Pentagon cancels $15.9 billion battlefield radio program

Officials seek industry-developed replacement for broadband system after spiraling costs trigger termination.

The Defense Department formally terminated a more than decade old, $15.9 billion program to develop a radio capable of transmitting broadband data on the battlefield in a letter to Congress on Thursday, Lt. Col. Melinda Morgan, an Air Force spokeswoman, told Nextgov.

Frank Kendall, acting undersecretary of Defense for acquisition, wrote to Rep. Howard "Buck" McKeon, R-Calif., chairman of the House Armed Services Committee, saying the per unit cost for the radios had spiraled after Defense scaled back plans to buy 86,209 to 10,293. The reduction triggered a congressional mandate for termination of any program whose cost has grown by more than 25 percent over the original estimate.

Kendall said the Pentagon now plans to adopt a nondevelopmental strategy to acquire radios from industry that can deliver terrestrial broadband services on the battlefield using the Wideband Networking Waveform, software developed and owned by the government.
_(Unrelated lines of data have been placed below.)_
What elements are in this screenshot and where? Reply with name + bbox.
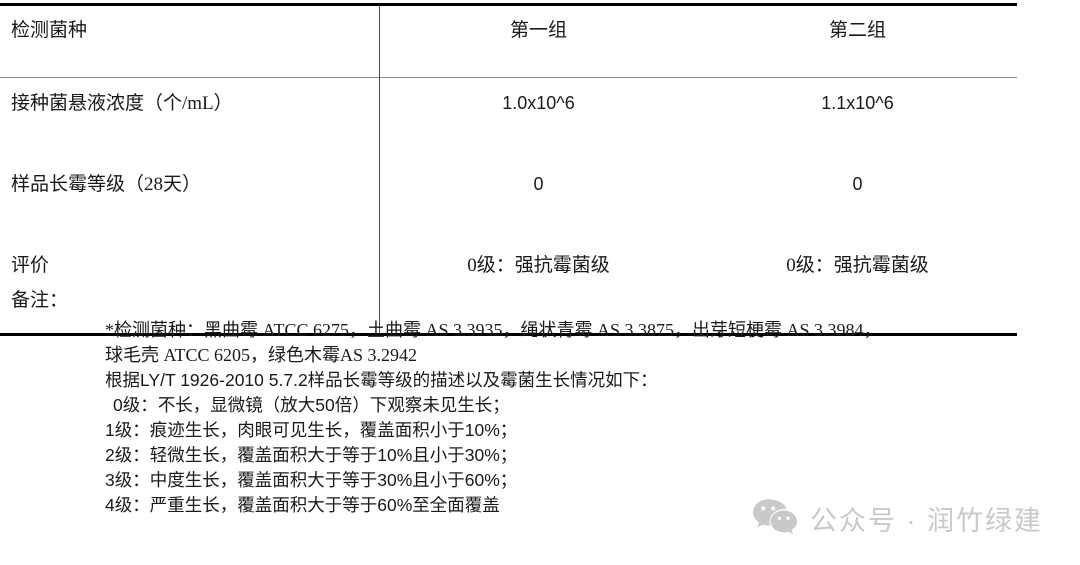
table-row: 检测菌种 第一组 第二组 [0,6,1017,77]
table-bottom-border [0,333,1017,336]
table-body: 检测菌种 第一组 第二组 接种菌悬液浓度（个/mL） 1.0x10^6 1.1x… [0,6,1017,333]
table-row: 接种菌悬液浓度（个/mL） 1.0x10^6 1.1x10^6 [0,78,1017,159]
note-line-strains: *检测菌种：黑曲霉 ATCC 6275，土曲霉 AS 3.3935，绳状青霉 A… [105,319,882,340]
wechat-watermark: 公众号 · 润竹绿建 [752,497,1043,540]
column-header-group-2: 第二组 [828,20,886,41]
row-label-mold-grade: 样品长霉等级（28天） [11,174,202,195]
watermark-label: 公众号 · 润竹绿建 [810,506,1043,536]
row-label-evaluation: 评价 [11,255,50,276]
cell-evaluation-group-1: 0级：强抗霉菌级 [467,255,610,276]
note-line-grade-0: 0级：不长，显微镜（放大50倍）下观察未见生长； [113,394,510,415]
cell-mold-grade-group-2: 0 [852,174,863,194]
table-row: 评价 0级：强抗霉菌级 0级：强抗霉菌级 [0,240,1017,333]
cell-mold-grade-group-1: 0 [533,174,544,194]
cell-concentration-group-2: 1.1x10^6 [821,93,894,113]
row-label-strains: 检测菌种 [11,20,88,41]
notes-title: 备注： [11,290,69,311]
table-row: 样品长霉等级（28天） 0 0 [0,159,1017,240]
note-line-grade-2: 2级：轻微生长，覆盖面积大于等于10%且小于30%； [105,444,518,465]
wechat-icon [752,497,798,540]
cell-evaluation-group-2: 0级：强抗霉菌级 [786,255,929,276]
note-line-strains-cont: 球毛壳 ATCC 6205，绿色木霉AS 3.2942 [105,344,418,365]
notes-body: *检测菌种：黑曲霉 ATCC 6275，土曲霉 AS 3.3935，绳状青霉 A… [0,314,1080,518]
note-line-grade-1: 1级：痕迹生长，肉眼可见生长，覆盖面积小于10%； [105,419,518,440]
notes-section: 备注： *检测菌种：黑曲霉 ATCC 6275，土曲霉 AS 3.3935，绳状… [0,288,1080,518]
column-header-group-1: 第一组 [509,20,567,41]
cell-concentration-group-1: 1.0x10^6 [502,93,575,113]
note-line-grade-4: 4级：严重生长，覆盖面积大于等于60%至全面覆盖 [105,494,500,515]
note-line-standard: 根据LY/T 1926-2010 5.7.2样品长霉等级的描述以及霉菌生长情况如… [105,369,658,390]
table-header-divider [0,77,1017,78]
table-top-border [0,3,1017,6]
mold-resistance-result-table: 检测菌种 第一组 第二组 接种菌悬液浓度（个/mL） 1.0x10^6 1.1x… [0,3,1017,336]
row-label-concentration: 接种菌悬液浓度（个/mL） [11,93,233,114]
table-column-divider [379,6,380,333]
note-line-grade-3: 3级：中度生长，覆盖面积大于等于30%且小于60%； [105,469,518,490]
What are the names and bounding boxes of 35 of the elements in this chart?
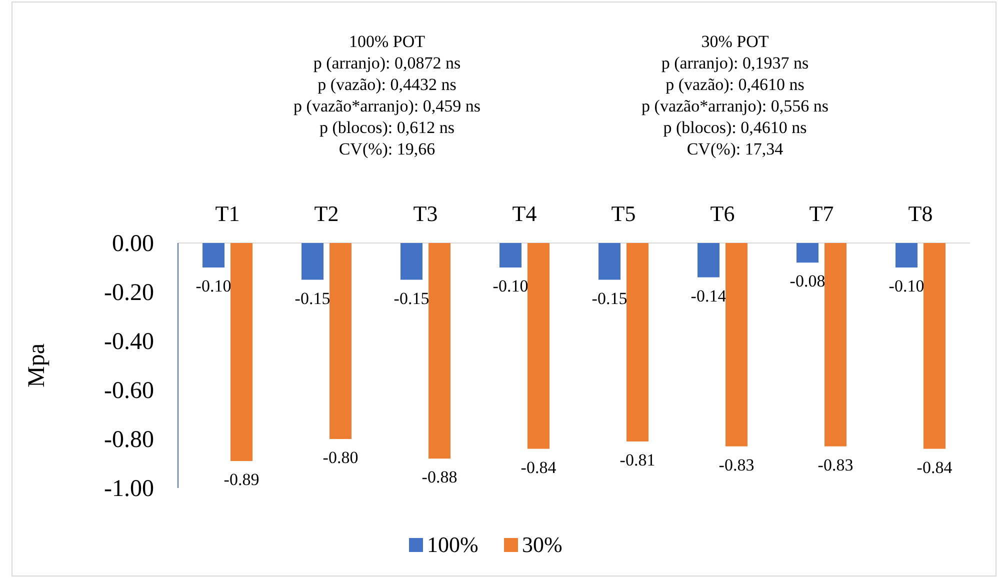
legend-label: 100%: [427, 532, 478, 557]
data-label: -0.84: [916, 458, 953, 477]
data-label: -0.08: [790, 272, 826, 291]
text: 30% POT p (arranjo): 0,1937 ns p (vazão): 0,4610 ns p (vazão*arranjo): 0,556 ns p (blocos): 0,4610 ns CV(%): 17,34: [642, 32, 828, 158]
x-tick-label: T5: [611, 201, 636, 226]
x-tick-label: T7: [809, 201, 834, 226]
x-tick-label: T1: [215, 201, 240, 226]
y-tick-label: -1.00: [104, 476, 154, 502]
data-label: -0.15: [294, 288, 330, 308]
x-tick-label: T6: [710, 201, 735, 226]
data-label: -0.83: [718, 455, 754, 474]
y-tick-label: -0.20: [104, 280, 154, 306]
y-tick-label: -0.60: [104, 378, 154, 404]
y-tick-label: -0.40: [104, 329, 154, 355]
x-tick-label: T2: [314, 201, 339, 226]
x-tick-label: T3: [413, 201, 438, 226]
data-label: -0.15: [394, 288, 430, 308]
data-label: -0.81: [620, 450, 656, 470]
x-tick-label: T8: [908, 201, 933, 226]
data-label: -0.84: [520, 458, 557, 477]
x-tick-label: T4: [512, 201, 537, 226]
data-label: -0.83: [818, 455, 854, 474]
data-label: -0.10: [492, 276, 528, 296]
data-label: -0.15: [592, 288, 628, 308]
y-axis-title: Mpa: [24, 343, 50, 388]
data-label: -0.88: [422, 468, 458, 487]
data-label: -0.14: [690, 286, 727, 306]
y-tick-label: 0.00: [112, 231, 154, 257]
data-label: -0.10: [888, 276, 924, 296]
data-label: -0.80: [322, 448, 358, 467]
legend-label: 30%: [522, 532, 562, 557]
data-label: -0.89: [224, 470, 260, 490]
y-tick-label: -0.80: [104, 427, 154, 453]
text: 100% POT p (arranjo): 0,0872 ns p (vazão): 0,4432 ns p (vazão*arranjo): 0,459 ns p (blocos): 0,612 ns CV(%): 19,66: [294, 32, 480, 158]
data-label: -0.10: [196, 276, 232, 296]
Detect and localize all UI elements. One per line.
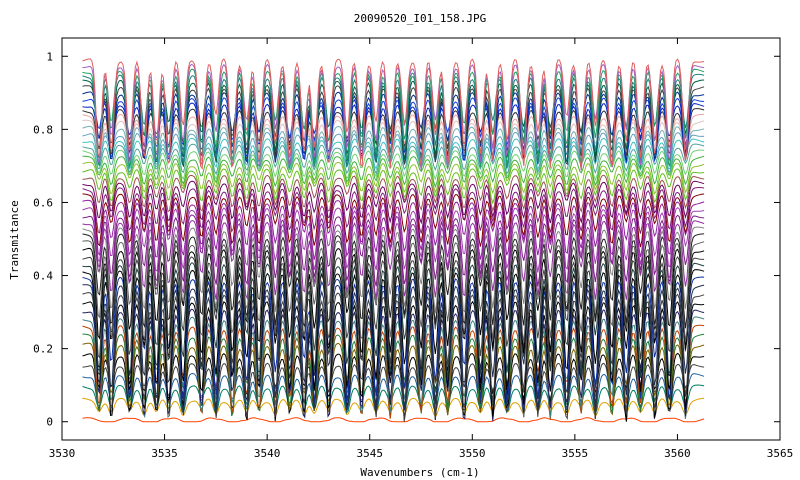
series-line [82,137,705,171]
x-tick-label: 3565 [767,447,794,460]
x-tick-label: 3560 [664,447,691,460]
series-line [82,397,705,418]
series-line [82,161,705,196]
series-line [82,193,705,248]
series-line [82,220,705,301]
y-tick-label: 1 [46,50,53,63]
x-tick-label: 3530 [49,447,76,460]
series-line [82,149,705,182]
series-line [82,168,705,205]
ticks-layer: 3530 3535 3540 3545 3550 3555 3560 3565 0 0.2 0.4 0… [33,38,793,460]
plot-frame [61,37,781,441]
y-tick-label: 0 [46,416,53,429]
series-line [82,417,705,423]
x-tick-label: 3540 [254,447,281,460]
y-tick-label: 0.2 [33,343,53,356]
series-line [82,187,705,234]
y-tick-label: 0.8 [33,123,53,136]
series-layer [82,58,705,423]
series-line [82,143,705,176]
series-line [82,384,705,415]
x-axis-label: Wavenumbers (cm-1) [360,466,479,479]
x-tick-label: 3550 [459,447,486,460]
series-line [82,174,705,213]
series-line [82,199,705,260]
y-tick-label: 0.6 [33,196,53,209]
x-tick-label: 3535 [151,447,178,460]
y-axis-label: Transmitance [8,200,21,279]
y-tick-label: 0.4 [33,270,53,283]
series-line [82,180,705,225]
series-line [82,58,705,171]
x-tick-label: 3555 [562,447,589,460]
chart-title: 20090520_I01_158.JPG [354,12,486,25]
series-line [82,155,705,189]
x-tick-label: 3545 [356,447,383,460]
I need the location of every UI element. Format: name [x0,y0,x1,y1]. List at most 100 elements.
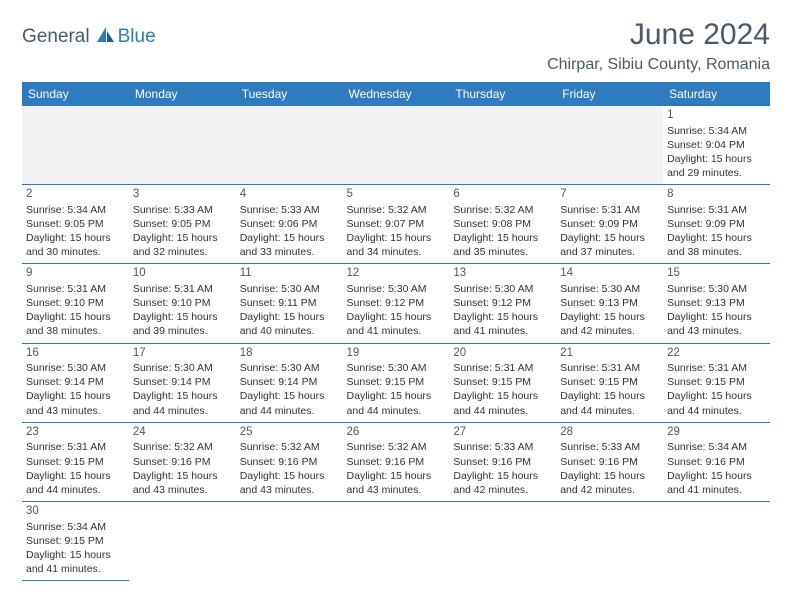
location-text: Chirpar, Sibiu County, Romania [547,56,770,74]
daylight-line: Daylight: 15 hours and 38 minutes. [667,231,766,259]
daylight-line: Daylight: 15 hours and 43 minutes. [240,469,339,497]
sunrise-line: Sunrise: 5:34 AM [26,520,125,534]
calendar-body: 1Sunrise: 5:34 AMSunset: 9:04 PMDaylight… [22,106,770,581]
sunset-line: Sunset: 9:15 PM [347,375,446,389]
day-number: 15 [667,266,766,282]
weekday-sunday: Sunday [22,82,129,106]
day-cell: 8Sunrise: 5:31 AMSunset: 9:09 PMDaylight… [663,185,770,264]
blank-cell [236,502,343,581]
sunrise-line: Sunrise: 5:30 AM [133,361,232,375]
sunset-line: Sunset: 9:16 PM [347,455,446,469]
sunset-line: Sunset: 9:12 PM [453,296,552,310]
daylight-line: Daylight: 15 hours and 43 minutes. [667,310,766,338]
sunrise-line: Sunrise: 5:31 AM [667,203,766,217]
calendar-row: 23Sunrise: 5:31 AMSunset: 9:15 PMDayligh… [22,422,770,501]
day-number: 16 [26,346,125,362]
sunrise-line: Sunrise: 5:33 AM [453,440,552,454]
day-cell: 30Sunrise: 5:34 AMSunset: 9:15 PMDayligh… [22,502,129,581]
day-number: 5 [347,187,446,203]
day-cell: 27Sunrise: 5:33 AMSunset: 9:16 PMDayligh… [449,422,556,501]
day-number: 23 [26,425,125,441]
sunset-line: Sunset: 9:09 PM [560,217,659,231]
daylight-line: Daylight: 15 hours and 44 minutes. [26,469,125,497]
sunset-line: Sunset: 9:16 PM [453,455,552,469]
day-cell: 24Sunrise: 5:32 AMSunset: 9:16 PMDayligh… [129,422,236,501]
sunrise-line: Sunrise: 5:33 AM [133,203,232,217]
daylight-line: Daylight: 15 hours and 43 minutes. [347,469,446,497]
day-number: 29 [667,425,766,441]
sunset-line: Sunset: 9:15 PM [26,455,125,469]
sunset-line: Sunset: 9:11 PM [240,296,339,310]
day-number: 1 [667,108,766,124]
sunset-line: Sunset: 9:13 PM [667,296,766,310]
day-cell: 19Sunrise: 5:30 AMSunset: 9:15 PMDayligh… [343,343,450,422]
daylight-line: Daylight: 15 hours and 37 minutes. [560,231,659,259]
blank-cell [449,106,556,185]
daylight-line: Daylight: 15 hours and 44 minutes. [240,389,339,417]
calendar-row: 30Sunrise: 5:34 AMSunset: 9:15 PMDayligh… [22,502,770,581]
daylight-line: Daylight: 15 hours and 41 minutes. [453,310,552,338]
sunrise-line: Sunrise: 5:30 AM [26,361,125,375]
daylight-line: Daylight: 15 hours and 41 minutes. [26,548,125,576]
sunrise-line: Sunrise: 5:30 AM [240,361,339,375]
daylight-line: Daylight: 15 hours and 44 minutes. [347,389,446,417]
day-number: 25 [240,425,339,441]
daylight-line: Daylight: 15 hours and 42 minutes. [453,469,552,497]
sunrise-line: Sunrise: 5:30 AM [453,282,552,296]
daylight-line: Daylight: 15 hours and 38 minutes. [26,310,125,338]
sunset-line: Sunset: 9:14 PM [133,375,232,389]
weekday-tuesday: Tuesday [236,82,343,106]
sunrise-line: Sunrise: 5:31 AM [133,282,232,296]
day-number: 10 [133,266,232,282]
weekday-monday: Monday [129,82,236,106]
header-row: General Blue June 2024 Chirpar, Sibiu Co… [22,18,770,74]
weekday-thursday: Thursday [449,82,556,106]
sunset-line: Sunset: 9:16 PM [667,455,766,469]
day-cell: 23Sunrise: 5:31 AMSunset: 9:15 PMDayligh… [22,422,129,501]
day-cell: 11Sunrise: 5:30 AMSunset: 9:11 PMDayligh… [236,264,343,343]
day-cell: 14Sunrise: 5:30 AMSunset: 9:13 PMDayligh… [556,264,663,343]
day-cell: 28Sunrise: 5:33 AMSunset: 9:16 PMDayligh… [556,422,663,501]
sunset-line: Sunset: 9:14 PM [26,375,125,389]
day-cell: 20Sunrise: 5:31 AMSunset: 9:15 PMDayligh… [449,343,556,422]
day-cell: 1Sunrise: 5:34 AMSunset: 9:04 PMDaylight… [663,106,770,185]
daylight-line: Daylight: 15 hours and 39 minutes. [133,310,232,338]
day-cell: 18Sunrise: 5:30 AMSunset: 9:14 PMDayligh… [236,343,343,422]
daylight-line: Daylight: 15 hours and 33 minutes. [240,231,339,259]
day-number: 27 [453,425,552,441]
day-number: 30 [26,504,125,520]
sunrise-line: Sunrise: 5:30 AM [347,361,446,375]
blank-cell [343,502,450,581]
sunrise-line: Sunrise: 5:31 AM [453,361,552,375]
day-number: 26 [347,425,446,441]
day-cell: 10Sunrise: 5:31 AMSunset: 9:10 PMDayligh… [129,264,236,343]
blank-cell [449,502,556,581]
daylight-line: Daylight: 15 hours and 30 minutes. [26,231,125,259]
day-number: 21 [560,346,659,362]
day-cell: 15Sunrise: 5:30 AMSunset: 9:13 PMDayligh… [663,264,770,343]
day-number: 18 [240,346,339,362]
sunset-line: Sunset: 9:05 PM [26,217,125,231]
page-title: June 2024 [547,18,770,52]
day-cell: 3Sunrise: 5:33 AMSunset: 9:05 PMDaylight… [129,185,236,264]
day-number: 2 [26,187,125,203]
sunrise-line: Sunrise: 5:33 AM [240,203,339,217]
daylight-line: Daylight: 15 hours and 35 minutes. [453,231,552,259]
sunset-line: Sunset: 9:10 PM [133,296,232,310]
sunset-line: Sunset: 9:15 PM [667,375,766,389]
sunset-line: Sunset: 9:06 PM [240,217,339,231]
day-number: 17 [133,346,232,362]
day-cell: 29Sunrise: 5:34 AMSunset: 9:16 PMDayligh… [663,422,770,501]
day-number: 13 [453,266,552,282]
sunset-line: Sunset: 9:10 PM [26,296,125,310]
sunset-line: Sunset: 9:15 PM [453,375,552,389]
sunset-line: Sunset: 9:05 PM [133,217,232,231]
day-number: 4 [240,187,339,203]
daylight-line: Daylight: 15 hours and 42 minutes. [560,310,659,338]
sunset-line: Sunset: 9:15 PM [560,375,659,389]
daylight-line: Daylight: 15 hours and 41 minutes. [667,469,766,497]
daylight-line: Daylight: 15 hours and 43 minutes. [26,389,125,417]
blank-cell [343,106,450,185]
sunrise-line: Sunrise: 5:34 AM [26,203,125,217]
day-number: 3 [133,187,232,203]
The waveform can transmit data at rates up to 2 megabytes per second.

Paul Mehney, a spokesman for the Army's Program Executive Office Integration, said the service is committed to using the Wideband Networking Waveform to satisfy its tactical broadband data requirements.

The Army Directorate for Systems of Systems Integration released a notice to industry Tuesday seeking sources for alternative radios that can operate on the government-owned wideband waveform and the narrow band Soldier Radio Waveform to be evaluated at a network integration exercise at White Sands Missile Range, N.M., in April 2012.

Industry sources said this initiative dovetails with a project kicked off last April by the Joint Tactical Radio System Program Executive Office to seek out industry developed broadband radios that can run on the broadband waveform.

Retired Army Maj. Gen. Dennis Moran, vice president of government business development for RF communications at Harris Corp., said the company has already started porting the broadband software to its An/PRC-117 multiband radio and can meet the Army's deadline to deliver the radio for the White Sands tests next spring at a "competitive price," which he declined to specify.